En France, nous eûmes la chance d’avoir les mêmes gros malins, pour nous écrire le même scénario. Ainsi, alors que le référendum sur le projet de traité constitutionnel organisé en mai 2005 avait placé le «non» à plus de 54 %, le Parlement adopta Lisbonne dans la joie et la bonne humeur dès 2008. Pour l’occasion, les parlementaires du Parti socialiste apportèrent un soutien touchant à leurs collègues de l’UMP, puisque 142 d’entre eux décidèrent de s’abstenir. N’écoutant que leur enthousiasme, trente environ allèrent jusqu’à voter pour. Un coup de pouce bien sympathique, qui permit à Nicolas Sarkozy d’obtenir la majorité des trois cinquièmes au Congrès dont il avait besoin pour nous glisser le traité. Après ça, il se trouve encore de braves ingénus pour s’étonner, des larmes plein les yeux, des scores mirobolants du Front national….

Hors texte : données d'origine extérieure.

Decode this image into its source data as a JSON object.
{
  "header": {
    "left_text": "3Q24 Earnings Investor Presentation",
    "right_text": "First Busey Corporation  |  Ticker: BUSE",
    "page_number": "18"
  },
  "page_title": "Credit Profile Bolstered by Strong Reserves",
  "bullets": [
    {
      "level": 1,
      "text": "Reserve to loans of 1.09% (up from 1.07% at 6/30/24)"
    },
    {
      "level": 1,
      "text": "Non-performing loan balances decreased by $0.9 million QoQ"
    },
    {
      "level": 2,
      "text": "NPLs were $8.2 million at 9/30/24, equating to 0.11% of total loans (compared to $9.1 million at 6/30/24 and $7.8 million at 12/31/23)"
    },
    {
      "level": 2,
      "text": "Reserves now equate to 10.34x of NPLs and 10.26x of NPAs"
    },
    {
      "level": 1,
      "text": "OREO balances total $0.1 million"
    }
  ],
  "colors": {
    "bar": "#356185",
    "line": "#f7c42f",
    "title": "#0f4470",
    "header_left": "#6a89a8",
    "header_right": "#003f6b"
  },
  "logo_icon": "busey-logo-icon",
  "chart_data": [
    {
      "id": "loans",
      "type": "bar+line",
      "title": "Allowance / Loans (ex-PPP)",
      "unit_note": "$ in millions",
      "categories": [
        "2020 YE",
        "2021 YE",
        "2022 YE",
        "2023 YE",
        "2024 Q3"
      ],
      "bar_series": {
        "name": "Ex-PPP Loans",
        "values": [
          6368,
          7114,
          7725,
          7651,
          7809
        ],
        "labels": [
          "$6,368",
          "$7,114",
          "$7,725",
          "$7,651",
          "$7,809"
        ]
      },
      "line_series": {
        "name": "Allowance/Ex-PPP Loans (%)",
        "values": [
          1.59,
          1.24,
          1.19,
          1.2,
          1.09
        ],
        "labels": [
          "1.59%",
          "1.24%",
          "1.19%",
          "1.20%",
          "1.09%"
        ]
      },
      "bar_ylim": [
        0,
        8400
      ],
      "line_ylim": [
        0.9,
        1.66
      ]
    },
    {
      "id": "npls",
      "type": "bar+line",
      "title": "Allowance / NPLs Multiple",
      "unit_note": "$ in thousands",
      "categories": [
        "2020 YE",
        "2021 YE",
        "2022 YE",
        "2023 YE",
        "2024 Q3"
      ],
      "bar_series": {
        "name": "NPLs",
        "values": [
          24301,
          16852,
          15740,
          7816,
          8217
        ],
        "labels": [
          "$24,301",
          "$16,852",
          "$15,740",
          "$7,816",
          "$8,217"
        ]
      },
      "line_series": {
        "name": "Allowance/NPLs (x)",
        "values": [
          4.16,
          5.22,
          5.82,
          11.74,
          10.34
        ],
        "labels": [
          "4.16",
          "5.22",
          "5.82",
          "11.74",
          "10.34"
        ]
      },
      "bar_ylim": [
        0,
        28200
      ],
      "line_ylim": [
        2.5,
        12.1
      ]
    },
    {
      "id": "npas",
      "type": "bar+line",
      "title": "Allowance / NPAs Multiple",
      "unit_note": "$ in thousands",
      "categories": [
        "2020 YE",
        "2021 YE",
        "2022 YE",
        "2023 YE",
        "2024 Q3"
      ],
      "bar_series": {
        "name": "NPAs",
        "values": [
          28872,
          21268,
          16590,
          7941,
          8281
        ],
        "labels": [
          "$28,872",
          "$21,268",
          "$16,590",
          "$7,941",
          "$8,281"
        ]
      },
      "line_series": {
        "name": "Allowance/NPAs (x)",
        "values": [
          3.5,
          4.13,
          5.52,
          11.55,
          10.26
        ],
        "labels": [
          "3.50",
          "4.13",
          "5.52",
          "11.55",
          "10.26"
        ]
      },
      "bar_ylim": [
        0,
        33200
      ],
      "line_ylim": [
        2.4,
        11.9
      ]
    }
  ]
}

Bref, comme le dit Jean-Claude Junker, il n’y a pas de choix démocratique possible contre les traités européens déjà ratifiés. Mais, on vient de le voir, il n’y a pas non plus de choix qui permette qu’un traité européen ne soit pas ratifié. Or… s’il n’y a pas de choix possible quant à des textes de valeur quasi-constitutionnelle qui encadrent, dans de très nombreux domaines, la conduite des politiques nationales, peut-on nous dire ce qu’il reste, exactement, de la démocratie ?

Coralie Delaume

Coralie Delaume est journaliste. Elle a notamment publié «Europe. Les Etats désunis» (Michalon, 2014).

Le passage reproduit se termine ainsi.